Para no llorar sobre la leche derramada.
A mi papá.
Martes 17 de Junio 2008.
El Gobierno no ha logrado aún persuadir a buena parte de la sociedad acerca de la legitimidad de su política de transformación de la sociedad argentina.
Creo que ese objetivo fue logrado parcialmente hasta hace un año. Había disenso, es cierto, pero el éxito de la estrategia K dominaba. También había descontento, y no sólo en las filas de la oposición, sino también del peronismo.
Quiero resaltar este hecho, porque influye al momento de analizar la reacción social de hoy.
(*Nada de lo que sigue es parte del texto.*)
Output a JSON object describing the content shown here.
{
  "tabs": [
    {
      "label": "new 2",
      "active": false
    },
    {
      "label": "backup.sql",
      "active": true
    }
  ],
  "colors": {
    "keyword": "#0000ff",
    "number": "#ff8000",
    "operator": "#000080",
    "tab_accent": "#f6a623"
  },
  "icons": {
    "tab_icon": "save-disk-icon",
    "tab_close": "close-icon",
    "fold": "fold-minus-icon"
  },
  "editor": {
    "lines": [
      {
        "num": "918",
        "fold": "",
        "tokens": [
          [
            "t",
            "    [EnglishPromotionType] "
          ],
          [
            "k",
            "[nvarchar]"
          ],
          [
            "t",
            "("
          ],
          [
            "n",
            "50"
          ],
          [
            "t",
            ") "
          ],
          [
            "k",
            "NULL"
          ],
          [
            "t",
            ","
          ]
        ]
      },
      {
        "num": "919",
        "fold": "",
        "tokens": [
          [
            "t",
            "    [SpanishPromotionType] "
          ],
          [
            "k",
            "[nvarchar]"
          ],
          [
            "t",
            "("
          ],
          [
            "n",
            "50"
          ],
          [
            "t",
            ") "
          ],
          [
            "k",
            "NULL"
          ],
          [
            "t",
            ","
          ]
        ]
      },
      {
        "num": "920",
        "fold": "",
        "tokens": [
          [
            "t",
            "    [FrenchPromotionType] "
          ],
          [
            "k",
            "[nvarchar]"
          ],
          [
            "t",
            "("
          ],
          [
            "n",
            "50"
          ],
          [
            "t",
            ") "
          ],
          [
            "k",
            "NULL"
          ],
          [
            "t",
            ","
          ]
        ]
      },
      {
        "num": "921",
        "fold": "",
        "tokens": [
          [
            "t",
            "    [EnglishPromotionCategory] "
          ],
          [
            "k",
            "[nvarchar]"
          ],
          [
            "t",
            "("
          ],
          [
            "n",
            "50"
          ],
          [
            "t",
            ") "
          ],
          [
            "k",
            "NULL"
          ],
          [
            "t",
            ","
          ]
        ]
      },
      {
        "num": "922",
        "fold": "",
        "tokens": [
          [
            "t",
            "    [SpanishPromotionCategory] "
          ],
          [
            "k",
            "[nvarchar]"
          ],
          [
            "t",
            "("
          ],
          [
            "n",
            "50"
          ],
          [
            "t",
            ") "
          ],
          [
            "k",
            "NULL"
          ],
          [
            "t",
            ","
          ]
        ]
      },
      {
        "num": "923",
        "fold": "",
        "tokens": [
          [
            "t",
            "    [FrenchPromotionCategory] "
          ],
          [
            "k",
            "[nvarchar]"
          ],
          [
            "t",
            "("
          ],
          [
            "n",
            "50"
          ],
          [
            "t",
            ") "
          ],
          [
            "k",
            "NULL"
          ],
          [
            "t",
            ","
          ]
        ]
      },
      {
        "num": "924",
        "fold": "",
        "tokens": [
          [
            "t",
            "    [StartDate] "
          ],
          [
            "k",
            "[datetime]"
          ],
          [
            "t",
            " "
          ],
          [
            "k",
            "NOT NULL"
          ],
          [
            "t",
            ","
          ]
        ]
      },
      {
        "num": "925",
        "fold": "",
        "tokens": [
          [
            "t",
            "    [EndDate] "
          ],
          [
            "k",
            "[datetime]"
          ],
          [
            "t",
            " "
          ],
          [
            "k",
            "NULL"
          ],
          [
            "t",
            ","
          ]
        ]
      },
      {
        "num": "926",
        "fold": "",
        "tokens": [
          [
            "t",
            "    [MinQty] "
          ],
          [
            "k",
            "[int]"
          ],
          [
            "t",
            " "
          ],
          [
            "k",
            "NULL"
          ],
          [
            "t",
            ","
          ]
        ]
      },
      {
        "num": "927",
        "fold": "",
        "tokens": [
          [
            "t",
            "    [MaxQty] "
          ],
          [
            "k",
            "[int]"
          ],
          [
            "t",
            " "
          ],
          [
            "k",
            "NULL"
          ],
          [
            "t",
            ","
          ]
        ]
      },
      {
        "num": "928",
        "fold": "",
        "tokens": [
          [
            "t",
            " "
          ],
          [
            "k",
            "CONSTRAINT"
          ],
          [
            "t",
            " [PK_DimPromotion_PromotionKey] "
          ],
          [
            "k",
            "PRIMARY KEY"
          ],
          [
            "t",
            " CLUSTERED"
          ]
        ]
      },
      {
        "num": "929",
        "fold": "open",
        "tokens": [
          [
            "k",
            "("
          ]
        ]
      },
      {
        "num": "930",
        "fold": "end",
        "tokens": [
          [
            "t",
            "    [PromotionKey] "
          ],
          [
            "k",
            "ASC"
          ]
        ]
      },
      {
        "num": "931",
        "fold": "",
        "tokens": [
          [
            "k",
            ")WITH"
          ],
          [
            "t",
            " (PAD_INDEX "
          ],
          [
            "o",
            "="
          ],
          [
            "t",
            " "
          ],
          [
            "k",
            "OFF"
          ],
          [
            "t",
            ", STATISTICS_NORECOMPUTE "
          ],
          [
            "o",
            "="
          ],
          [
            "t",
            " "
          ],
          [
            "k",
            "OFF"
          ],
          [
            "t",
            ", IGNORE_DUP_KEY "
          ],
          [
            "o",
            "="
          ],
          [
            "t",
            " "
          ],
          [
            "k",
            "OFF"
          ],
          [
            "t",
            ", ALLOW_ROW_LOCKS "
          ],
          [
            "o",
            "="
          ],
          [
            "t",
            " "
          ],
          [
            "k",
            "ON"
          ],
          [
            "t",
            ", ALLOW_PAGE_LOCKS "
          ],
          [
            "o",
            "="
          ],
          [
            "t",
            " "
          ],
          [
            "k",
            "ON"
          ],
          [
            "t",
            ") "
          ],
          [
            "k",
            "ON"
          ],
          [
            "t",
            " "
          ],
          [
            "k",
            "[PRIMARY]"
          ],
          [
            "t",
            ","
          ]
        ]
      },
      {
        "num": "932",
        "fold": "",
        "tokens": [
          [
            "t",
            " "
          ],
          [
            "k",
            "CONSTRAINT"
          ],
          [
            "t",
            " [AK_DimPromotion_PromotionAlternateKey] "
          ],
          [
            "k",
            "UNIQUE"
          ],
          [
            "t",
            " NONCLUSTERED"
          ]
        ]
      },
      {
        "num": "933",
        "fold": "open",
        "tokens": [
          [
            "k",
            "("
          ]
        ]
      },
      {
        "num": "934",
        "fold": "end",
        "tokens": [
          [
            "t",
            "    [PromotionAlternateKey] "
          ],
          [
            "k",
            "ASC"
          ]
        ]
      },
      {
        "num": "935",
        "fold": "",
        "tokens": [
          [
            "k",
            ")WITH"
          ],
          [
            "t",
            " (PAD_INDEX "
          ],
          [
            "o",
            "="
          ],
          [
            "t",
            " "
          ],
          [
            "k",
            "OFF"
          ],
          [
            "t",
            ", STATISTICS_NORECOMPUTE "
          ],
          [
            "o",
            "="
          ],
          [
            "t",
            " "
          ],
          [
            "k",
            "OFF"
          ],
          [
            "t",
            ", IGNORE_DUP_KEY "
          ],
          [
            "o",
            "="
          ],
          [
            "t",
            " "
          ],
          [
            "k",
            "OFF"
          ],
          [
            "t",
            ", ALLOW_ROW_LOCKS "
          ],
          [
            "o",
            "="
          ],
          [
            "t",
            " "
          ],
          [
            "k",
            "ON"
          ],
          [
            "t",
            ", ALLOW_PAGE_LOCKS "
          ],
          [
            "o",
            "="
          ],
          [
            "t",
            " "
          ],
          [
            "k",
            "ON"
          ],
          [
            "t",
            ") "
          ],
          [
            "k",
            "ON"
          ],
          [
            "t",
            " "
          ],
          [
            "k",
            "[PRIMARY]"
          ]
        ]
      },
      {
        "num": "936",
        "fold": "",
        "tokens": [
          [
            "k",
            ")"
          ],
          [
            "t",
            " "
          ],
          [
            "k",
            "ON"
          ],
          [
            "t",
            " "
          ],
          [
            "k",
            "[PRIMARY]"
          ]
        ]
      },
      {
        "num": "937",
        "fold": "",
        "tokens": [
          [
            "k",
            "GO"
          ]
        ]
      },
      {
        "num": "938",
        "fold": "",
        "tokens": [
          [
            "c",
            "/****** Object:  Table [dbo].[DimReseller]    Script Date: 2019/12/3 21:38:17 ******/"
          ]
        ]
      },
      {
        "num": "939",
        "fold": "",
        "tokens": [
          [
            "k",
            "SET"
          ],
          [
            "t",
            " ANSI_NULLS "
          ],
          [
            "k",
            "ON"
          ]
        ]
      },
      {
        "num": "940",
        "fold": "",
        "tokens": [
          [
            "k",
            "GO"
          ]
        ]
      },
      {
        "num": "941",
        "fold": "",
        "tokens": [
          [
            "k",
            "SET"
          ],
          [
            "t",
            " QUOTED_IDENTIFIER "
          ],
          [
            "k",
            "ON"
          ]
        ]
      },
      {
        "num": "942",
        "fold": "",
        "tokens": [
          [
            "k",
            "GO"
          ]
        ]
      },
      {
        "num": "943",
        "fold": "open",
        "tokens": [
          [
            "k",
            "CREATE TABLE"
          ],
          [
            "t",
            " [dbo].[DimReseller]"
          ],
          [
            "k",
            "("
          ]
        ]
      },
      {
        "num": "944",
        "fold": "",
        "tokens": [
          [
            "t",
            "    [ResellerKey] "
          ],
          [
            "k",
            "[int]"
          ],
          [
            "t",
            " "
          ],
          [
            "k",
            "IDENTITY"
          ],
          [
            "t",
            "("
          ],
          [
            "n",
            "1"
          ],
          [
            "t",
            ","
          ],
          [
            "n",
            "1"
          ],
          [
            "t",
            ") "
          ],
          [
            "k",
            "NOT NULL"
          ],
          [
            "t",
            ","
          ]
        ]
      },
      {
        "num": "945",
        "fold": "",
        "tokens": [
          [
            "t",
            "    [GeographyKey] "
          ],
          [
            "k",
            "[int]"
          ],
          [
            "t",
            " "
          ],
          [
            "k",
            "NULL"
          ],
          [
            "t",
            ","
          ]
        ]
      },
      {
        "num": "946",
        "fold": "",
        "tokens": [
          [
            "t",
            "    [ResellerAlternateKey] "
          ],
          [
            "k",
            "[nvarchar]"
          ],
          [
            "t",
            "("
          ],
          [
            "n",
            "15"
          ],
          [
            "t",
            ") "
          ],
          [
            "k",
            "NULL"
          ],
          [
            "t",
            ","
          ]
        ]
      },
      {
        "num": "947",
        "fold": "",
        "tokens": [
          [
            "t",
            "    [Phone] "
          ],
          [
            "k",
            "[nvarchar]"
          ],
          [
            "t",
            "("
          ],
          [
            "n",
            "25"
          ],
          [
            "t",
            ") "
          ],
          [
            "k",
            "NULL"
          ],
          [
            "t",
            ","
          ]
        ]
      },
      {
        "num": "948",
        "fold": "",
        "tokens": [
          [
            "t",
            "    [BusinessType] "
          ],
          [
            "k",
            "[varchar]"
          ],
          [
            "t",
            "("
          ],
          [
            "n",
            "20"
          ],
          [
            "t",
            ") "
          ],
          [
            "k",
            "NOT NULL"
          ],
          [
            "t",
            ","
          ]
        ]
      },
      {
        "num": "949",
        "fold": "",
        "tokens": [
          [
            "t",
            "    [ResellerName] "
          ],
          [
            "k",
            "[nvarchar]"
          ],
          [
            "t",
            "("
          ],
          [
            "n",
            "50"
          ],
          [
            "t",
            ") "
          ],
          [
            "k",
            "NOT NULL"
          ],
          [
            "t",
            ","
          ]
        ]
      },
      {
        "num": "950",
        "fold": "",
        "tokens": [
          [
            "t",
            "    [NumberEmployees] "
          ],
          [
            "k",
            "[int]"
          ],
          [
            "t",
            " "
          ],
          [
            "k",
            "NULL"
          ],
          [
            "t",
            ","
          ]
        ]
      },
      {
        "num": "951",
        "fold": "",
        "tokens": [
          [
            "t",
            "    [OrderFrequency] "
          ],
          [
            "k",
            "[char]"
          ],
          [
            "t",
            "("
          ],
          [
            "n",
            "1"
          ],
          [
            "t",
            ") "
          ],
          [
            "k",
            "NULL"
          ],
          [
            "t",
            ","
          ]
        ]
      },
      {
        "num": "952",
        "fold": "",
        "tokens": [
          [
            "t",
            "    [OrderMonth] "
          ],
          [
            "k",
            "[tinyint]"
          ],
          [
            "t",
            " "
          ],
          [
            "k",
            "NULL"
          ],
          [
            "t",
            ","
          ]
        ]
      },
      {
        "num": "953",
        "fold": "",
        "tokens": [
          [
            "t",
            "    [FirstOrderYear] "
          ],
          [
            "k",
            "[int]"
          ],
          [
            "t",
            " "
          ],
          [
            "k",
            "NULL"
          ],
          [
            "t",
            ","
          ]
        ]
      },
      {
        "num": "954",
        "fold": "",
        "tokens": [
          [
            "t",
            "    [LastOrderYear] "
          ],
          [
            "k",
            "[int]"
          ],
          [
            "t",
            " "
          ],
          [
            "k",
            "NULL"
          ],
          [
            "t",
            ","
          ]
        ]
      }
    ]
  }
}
Hoy, su propuesta redistributiva está siendo objetada en la calle, y también defendida, en duelos de plazas. El gobierno de NK dispuso de 4 años para desarrollar su política. Y la terminó bien. Bastante bien. Casi perfectamente. Salvo en un punto. No supo retirarse a tiempo. Organizó su sucesión, lo cual no es un pecado, de una manera hábil, previsora, y conyugal. Su esposa habría de sucederlo. La vocación monárquica late suavemente sobre toda la historia argentina.
Pocos meses después que CFK asumiera la presidencia, alguno de sus asesores le propuso avanzar con las retenciones a las exportaciones de granos, que ya habían aumentado antes que NK dejara la presidencia.
Es medida se convirtió en la piedra de la discordia. Fue, de algún modo, la gota que rebalsó el vaso. Ahora, a cien días de adoptada, esta decisión política –arriesgada, legítima aunque discutible en sus procedimientos, apresurada- está fracasando.
En un clima de confrontación y duelo agonal, el gobierno azuzó el fantasma del golpismo (1976, 1955, 1945), reforzando la imagen del “ellos contra nosotros”.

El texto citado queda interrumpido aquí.